Diversas uniões de estudantes “colonizaram” vastas áreas nos campi e as
declararam “espaço seguro”, ou seja, lugares onde nenhum estudante deverá se
sentir ameaçado, rejeitado ou diminuído, seja por trotes, idéias ou músicas
como Blurred Lines. Segurança contra ataques físicos é uma coisa, mas segurança
contra palavras, idéias, sionistas, lads, música pop, Nietzsche? Criamos uma
nova geração que acredita que a sua própria autoestima é mais importante do que
a liberdade de todas as outras pessoas.
Era isso
que queriam dizer os alunos de Cambridge quando insistiam que tinham o “direito
de se sentirem confortáveis”. Não se referiam a liberdade de se deitarem numa
espreguiçadeira; se referiam ao direito de nunca serem desafiados por idéias ou
terem as suas mentes assoladas por ofensas. Precisamente na época em que
deveriam pular “de cérebro” em discussões pesadas e adultas, os estudantes
estão tentando se esconder de qualquer lufada de controvérsia. Estamos
testemunhando a vitória sub-reptícia do politicamente correto.
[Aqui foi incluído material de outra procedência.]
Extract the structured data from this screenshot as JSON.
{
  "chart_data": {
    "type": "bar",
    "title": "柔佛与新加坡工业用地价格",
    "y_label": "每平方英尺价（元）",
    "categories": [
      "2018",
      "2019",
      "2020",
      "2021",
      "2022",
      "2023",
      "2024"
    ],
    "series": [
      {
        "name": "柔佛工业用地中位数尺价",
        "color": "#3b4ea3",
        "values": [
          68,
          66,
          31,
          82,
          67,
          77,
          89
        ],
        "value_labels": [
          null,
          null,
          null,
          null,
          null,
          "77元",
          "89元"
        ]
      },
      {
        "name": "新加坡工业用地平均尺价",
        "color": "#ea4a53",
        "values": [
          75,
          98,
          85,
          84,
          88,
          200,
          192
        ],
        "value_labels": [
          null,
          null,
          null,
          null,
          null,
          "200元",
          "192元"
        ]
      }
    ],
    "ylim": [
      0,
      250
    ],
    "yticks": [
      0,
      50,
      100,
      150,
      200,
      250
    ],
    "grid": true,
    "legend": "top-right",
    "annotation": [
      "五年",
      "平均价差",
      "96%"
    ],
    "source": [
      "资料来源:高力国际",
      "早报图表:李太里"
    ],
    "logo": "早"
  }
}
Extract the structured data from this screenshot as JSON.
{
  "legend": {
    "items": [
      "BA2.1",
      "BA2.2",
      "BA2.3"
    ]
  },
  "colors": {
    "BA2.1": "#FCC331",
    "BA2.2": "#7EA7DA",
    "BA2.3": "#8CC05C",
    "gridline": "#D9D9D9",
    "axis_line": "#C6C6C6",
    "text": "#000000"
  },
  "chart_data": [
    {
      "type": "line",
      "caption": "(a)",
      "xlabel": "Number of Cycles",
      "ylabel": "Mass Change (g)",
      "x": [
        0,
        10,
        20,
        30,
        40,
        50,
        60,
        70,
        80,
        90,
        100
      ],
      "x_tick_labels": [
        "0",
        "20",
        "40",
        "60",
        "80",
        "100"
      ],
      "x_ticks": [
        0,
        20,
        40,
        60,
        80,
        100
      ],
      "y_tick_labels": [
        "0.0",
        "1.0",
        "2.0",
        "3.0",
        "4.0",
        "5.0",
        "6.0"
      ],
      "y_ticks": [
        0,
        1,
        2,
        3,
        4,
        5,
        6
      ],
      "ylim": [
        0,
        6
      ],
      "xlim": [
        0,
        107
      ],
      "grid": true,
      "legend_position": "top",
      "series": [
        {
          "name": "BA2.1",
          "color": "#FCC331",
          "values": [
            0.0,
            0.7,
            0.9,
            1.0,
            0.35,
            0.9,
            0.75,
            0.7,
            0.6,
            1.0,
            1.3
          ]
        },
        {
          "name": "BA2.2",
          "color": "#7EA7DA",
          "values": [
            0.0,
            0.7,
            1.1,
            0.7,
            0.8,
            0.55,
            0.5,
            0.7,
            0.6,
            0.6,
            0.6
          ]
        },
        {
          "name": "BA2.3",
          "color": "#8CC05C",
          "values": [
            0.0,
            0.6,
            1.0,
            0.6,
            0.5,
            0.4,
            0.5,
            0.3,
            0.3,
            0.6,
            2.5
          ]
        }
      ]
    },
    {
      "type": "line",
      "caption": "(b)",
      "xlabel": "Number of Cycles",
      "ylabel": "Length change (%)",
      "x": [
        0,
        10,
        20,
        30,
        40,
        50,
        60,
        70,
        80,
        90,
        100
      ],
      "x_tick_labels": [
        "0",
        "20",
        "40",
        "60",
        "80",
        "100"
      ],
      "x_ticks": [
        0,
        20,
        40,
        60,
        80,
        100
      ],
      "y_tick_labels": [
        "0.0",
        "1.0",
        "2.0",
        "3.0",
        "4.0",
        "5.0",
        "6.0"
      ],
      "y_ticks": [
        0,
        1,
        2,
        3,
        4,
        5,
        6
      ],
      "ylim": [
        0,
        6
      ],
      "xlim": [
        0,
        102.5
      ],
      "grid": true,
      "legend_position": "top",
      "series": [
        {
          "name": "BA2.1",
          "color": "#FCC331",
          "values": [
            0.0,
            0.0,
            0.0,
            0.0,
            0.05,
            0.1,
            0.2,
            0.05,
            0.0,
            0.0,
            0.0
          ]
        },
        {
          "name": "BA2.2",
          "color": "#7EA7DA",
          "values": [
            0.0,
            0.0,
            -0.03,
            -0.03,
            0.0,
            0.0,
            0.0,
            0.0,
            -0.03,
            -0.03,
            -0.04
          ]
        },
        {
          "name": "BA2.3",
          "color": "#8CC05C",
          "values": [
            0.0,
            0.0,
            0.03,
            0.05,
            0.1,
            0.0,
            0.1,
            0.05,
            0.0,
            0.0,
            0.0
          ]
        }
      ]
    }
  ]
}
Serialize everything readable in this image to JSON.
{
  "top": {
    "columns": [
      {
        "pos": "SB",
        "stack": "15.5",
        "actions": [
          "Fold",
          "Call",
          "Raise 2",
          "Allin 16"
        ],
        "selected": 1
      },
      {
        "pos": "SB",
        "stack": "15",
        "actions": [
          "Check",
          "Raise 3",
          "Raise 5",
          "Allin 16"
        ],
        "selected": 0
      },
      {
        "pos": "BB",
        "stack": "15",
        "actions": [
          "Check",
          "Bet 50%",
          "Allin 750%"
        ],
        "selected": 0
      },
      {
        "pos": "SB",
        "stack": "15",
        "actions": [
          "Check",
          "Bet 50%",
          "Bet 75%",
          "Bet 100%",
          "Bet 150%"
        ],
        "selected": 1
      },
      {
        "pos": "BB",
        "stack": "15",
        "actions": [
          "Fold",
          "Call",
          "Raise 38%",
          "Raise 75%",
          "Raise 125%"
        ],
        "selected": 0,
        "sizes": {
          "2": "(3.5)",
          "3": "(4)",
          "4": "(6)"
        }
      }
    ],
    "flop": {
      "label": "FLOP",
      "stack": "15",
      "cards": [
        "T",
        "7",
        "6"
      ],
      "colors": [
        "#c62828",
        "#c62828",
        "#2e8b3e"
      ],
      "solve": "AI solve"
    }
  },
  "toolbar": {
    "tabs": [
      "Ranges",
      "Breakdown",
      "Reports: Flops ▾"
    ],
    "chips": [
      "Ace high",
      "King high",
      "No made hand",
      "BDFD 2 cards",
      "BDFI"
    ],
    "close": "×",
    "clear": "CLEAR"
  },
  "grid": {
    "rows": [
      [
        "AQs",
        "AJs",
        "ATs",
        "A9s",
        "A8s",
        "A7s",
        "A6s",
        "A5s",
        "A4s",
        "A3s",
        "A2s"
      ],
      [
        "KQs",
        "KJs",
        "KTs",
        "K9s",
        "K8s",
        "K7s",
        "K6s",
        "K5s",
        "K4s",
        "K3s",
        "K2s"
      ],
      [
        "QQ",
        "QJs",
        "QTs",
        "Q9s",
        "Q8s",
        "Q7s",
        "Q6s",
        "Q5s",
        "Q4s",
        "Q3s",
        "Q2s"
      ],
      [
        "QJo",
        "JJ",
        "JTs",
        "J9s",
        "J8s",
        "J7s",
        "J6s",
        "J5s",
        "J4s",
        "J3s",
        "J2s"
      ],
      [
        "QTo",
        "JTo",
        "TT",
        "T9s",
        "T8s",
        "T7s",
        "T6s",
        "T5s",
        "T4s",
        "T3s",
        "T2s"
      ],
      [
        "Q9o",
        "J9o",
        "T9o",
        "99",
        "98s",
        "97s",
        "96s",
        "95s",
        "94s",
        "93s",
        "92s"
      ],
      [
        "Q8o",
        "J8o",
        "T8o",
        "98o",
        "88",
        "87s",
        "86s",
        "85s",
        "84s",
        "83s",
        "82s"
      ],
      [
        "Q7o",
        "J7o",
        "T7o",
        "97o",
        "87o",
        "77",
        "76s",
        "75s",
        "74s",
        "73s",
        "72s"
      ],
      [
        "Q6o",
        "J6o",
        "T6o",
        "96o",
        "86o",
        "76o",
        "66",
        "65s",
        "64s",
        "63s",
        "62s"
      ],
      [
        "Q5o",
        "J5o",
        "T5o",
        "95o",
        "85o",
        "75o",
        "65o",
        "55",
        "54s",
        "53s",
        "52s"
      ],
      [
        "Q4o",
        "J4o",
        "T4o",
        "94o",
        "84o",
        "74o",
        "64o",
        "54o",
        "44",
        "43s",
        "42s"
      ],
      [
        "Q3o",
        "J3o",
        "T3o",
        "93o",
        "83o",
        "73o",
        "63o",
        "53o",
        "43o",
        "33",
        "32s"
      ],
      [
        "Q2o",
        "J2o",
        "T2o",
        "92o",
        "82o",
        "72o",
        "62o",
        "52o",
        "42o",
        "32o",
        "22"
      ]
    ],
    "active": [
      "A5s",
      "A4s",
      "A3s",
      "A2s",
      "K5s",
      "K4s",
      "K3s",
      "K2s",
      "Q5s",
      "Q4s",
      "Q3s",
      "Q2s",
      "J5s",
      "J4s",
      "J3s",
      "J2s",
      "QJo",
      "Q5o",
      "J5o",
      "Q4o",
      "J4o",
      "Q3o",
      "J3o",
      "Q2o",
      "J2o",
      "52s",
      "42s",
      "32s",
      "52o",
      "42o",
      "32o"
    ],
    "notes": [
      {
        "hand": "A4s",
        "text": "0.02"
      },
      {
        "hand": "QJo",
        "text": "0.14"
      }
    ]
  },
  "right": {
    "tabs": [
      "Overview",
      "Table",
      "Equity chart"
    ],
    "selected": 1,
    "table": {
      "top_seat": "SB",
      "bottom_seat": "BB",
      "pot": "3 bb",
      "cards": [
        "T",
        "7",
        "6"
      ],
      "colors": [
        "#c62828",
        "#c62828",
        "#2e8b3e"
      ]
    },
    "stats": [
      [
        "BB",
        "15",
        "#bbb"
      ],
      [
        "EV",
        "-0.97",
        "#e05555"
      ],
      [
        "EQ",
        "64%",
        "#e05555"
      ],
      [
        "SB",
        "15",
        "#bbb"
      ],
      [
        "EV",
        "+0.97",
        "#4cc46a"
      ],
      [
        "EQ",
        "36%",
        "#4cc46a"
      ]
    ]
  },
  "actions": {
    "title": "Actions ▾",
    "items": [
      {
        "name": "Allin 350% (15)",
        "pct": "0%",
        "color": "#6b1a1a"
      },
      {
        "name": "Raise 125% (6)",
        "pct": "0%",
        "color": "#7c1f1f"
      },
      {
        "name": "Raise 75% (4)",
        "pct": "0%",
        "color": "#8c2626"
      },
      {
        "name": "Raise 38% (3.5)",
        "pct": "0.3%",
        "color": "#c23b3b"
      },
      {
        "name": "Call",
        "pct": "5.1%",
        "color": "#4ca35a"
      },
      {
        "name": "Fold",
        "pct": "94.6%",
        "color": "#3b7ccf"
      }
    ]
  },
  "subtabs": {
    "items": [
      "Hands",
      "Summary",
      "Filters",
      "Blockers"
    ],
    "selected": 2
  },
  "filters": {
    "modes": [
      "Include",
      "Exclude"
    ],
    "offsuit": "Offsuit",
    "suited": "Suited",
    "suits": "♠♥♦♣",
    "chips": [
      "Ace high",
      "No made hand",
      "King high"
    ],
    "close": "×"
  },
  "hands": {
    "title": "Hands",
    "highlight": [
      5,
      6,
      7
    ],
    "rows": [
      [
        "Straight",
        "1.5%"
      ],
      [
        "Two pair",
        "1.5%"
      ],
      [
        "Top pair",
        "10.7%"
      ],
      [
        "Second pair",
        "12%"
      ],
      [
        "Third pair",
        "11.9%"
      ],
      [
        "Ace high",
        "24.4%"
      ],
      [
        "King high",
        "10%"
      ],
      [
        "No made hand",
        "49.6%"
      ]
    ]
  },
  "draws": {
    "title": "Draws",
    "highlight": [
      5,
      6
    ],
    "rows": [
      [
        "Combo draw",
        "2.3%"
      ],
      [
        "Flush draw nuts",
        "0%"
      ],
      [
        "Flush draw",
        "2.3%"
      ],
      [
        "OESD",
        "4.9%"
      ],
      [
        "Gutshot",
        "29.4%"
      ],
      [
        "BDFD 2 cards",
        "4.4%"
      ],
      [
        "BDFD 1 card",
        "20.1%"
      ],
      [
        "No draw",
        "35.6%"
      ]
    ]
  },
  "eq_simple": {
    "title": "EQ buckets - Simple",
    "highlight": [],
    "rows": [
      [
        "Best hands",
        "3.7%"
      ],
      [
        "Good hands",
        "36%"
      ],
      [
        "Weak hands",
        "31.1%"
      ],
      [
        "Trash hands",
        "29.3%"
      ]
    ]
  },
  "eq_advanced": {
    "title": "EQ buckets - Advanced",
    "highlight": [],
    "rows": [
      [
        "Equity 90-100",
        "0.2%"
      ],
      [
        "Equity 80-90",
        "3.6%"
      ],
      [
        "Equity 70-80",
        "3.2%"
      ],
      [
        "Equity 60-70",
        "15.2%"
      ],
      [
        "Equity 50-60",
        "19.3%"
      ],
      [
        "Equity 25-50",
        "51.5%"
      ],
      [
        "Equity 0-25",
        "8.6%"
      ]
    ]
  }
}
Enquanto os
extremos do politicamente correto são expostos ao público, como a censura a
músicas de ninar, ninguém parece notar que os postulados principais do PC, que
vai desde o desejo de acabar com algumas gírias ofensivas a necessidade de
reeducar mentes aparentemente corrompidas, já foram engolidas por toda esta
nova geração. Isto é um desastre sem medidas, pois significa que as nossas
universidades estão se tornando criadouros para um novo dogmatismo. Como disse
John Stuart Mill, se não permitirmos que as nossas opiniões sejam “frequente,
completa e corajosamente discutidas”, esta mesma opinião será mantida como um “dogma
morto, não como uma verdade viva”.
Um dia estes
estudantes de Stepford, com os seus apetites para a censura, as suas guerras
contra as gírias ofensivas e a assustadora conversa acerca de pré-crimes,
estarão governando este país. E então não serão apenas nós que temos uma razão
para visitar os campi que sofreremos os efeitos dos seus cadavéricos dogmas.